Thursday, September 25, 2008

McCain coming unglued?

Yesterday afternoon, the story broke that Sen. John McCain had suddenly decided to "suspend" his campaign, so he could rush to DeeCee to work on bailout legislation negotiations. On top of that McCain threatened to drop out of the presidential debate, scheduled for Friday in Oxford, Mississippi.

My first reaction was that McCain was pulling a bizarre stunt that would doom his already fading chances to win the election.

After seeing what has happened today, I am more sure of it than I was yesterday. Since I am for Sen. Barack Obama, I'm not only happy to see McCain self-destruct, but I remain amazed -- wow! -- that he has chosen to play his cards the way he has.

On top of that, McCain's canceling out on Dave Letterman's show, and Dave's bitter but funny reaction, will be remembered for a long time.

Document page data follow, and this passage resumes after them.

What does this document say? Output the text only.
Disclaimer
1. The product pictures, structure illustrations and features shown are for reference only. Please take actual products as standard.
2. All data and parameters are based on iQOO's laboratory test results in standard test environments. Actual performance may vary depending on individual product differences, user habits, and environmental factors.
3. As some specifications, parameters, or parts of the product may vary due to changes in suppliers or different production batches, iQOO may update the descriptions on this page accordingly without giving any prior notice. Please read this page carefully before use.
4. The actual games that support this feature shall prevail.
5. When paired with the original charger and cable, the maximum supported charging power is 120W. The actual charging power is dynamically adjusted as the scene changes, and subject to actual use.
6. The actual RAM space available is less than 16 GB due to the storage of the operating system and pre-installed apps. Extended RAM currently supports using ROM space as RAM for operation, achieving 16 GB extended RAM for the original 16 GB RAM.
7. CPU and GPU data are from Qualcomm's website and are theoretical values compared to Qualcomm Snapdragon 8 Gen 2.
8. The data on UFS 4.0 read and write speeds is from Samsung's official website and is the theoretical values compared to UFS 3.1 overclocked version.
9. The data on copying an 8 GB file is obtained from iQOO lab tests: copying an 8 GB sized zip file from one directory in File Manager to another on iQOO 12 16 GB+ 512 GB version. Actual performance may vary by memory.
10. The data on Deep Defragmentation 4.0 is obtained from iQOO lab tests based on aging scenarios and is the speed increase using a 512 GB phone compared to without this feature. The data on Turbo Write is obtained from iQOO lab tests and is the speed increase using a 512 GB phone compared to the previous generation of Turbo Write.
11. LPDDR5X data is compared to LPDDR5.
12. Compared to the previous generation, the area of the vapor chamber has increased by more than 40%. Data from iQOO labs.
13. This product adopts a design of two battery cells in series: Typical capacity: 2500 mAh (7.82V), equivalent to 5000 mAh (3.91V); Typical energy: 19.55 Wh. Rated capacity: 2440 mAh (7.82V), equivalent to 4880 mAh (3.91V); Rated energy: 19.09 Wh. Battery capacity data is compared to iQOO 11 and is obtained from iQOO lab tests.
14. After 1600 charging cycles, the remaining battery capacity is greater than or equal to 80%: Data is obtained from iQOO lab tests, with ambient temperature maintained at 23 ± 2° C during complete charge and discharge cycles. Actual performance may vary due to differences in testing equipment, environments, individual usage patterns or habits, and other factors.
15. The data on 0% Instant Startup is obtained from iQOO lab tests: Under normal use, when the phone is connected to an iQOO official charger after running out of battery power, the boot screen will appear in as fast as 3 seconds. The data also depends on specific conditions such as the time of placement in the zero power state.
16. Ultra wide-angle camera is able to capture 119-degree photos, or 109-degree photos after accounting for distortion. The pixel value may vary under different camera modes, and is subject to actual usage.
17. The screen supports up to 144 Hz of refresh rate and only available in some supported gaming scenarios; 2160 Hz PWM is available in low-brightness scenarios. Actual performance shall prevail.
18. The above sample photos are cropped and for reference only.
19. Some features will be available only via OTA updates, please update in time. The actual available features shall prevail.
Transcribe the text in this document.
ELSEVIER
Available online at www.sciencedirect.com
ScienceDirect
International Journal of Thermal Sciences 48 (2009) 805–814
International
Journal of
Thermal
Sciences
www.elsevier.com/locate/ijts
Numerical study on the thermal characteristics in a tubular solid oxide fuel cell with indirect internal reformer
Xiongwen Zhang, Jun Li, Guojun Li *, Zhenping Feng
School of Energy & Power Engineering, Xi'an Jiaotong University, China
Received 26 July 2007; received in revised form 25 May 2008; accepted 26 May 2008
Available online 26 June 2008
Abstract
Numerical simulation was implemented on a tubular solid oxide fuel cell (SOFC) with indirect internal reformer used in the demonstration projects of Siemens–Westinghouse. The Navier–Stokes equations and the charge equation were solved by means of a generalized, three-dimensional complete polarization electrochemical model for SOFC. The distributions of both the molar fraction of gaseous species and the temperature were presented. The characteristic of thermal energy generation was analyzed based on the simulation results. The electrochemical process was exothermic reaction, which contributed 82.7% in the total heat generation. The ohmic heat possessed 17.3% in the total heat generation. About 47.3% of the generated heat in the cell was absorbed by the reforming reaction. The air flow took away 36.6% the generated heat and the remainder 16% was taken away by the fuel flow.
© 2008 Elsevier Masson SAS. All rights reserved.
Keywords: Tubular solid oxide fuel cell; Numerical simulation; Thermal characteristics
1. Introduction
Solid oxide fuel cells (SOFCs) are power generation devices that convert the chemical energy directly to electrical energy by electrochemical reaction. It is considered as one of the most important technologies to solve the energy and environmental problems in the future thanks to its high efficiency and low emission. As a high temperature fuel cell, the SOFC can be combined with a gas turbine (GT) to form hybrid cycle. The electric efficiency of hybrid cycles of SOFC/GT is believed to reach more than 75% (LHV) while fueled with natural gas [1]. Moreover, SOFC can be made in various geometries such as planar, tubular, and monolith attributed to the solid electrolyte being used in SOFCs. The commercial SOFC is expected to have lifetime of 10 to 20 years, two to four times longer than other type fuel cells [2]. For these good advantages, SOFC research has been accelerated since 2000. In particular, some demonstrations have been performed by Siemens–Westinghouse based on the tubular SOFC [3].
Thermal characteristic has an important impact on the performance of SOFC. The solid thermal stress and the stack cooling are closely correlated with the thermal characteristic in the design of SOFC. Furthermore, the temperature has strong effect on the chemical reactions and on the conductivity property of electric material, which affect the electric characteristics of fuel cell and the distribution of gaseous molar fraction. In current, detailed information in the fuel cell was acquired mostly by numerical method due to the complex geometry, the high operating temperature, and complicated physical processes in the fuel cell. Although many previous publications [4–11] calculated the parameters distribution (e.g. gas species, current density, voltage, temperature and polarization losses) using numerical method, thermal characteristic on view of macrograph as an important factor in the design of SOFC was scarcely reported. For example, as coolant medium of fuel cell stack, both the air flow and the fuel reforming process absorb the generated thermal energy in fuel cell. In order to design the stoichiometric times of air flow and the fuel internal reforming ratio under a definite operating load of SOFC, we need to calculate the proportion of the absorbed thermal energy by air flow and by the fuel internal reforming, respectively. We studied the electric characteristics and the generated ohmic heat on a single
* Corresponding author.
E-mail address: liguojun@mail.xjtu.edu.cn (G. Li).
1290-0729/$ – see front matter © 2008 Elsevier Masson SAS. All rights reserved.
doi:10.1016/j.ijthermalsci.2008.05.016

How is any of this making voters feel confident in McCain's ability to make good decisions? After picking Gov. Sarah Palin as his running mate, and "suspending" his campaign to attend a photo op at the White House, what will the obviously desperate McCain do next?

Although I have admired McCain for several good reasons for a long time, even though these developments are helping Obama, it's sad to see McCain acting like an cranky old man, who is coming unglued.

Update: McCain has reversed himself, yet again. Without a bailout agreement in place, he has decided he will debate.
Former Arkansas Gov. Mike Huckabee, a McCain supporter, said the Republican made a "huge mistake" by even discussing canceling the debate.

"You can't just say, 'World, stop for a moment. I'm going to cancel everything,'" Huckabee told reporters Thursday night in Alabama before attending a benefit for the University of Mobile. He said it's more important for voters to hear from the presidential candidates than for them to huddle with fellow senators in Washington.

Both McCain and Obama had returned to Washington on Thursday at the urging of President Bush, who invited them to a meeting with congressional leaders at the White House. But a session aimed at showing unity in resolving the financial crisis broke up with conflicts in plain view.

McCain's campaign said the meeting "devolved into a contentious shouting match" and implied Obama was at fault — on a day when McCain said he was putting politics aside to focus on the nation's financial problems.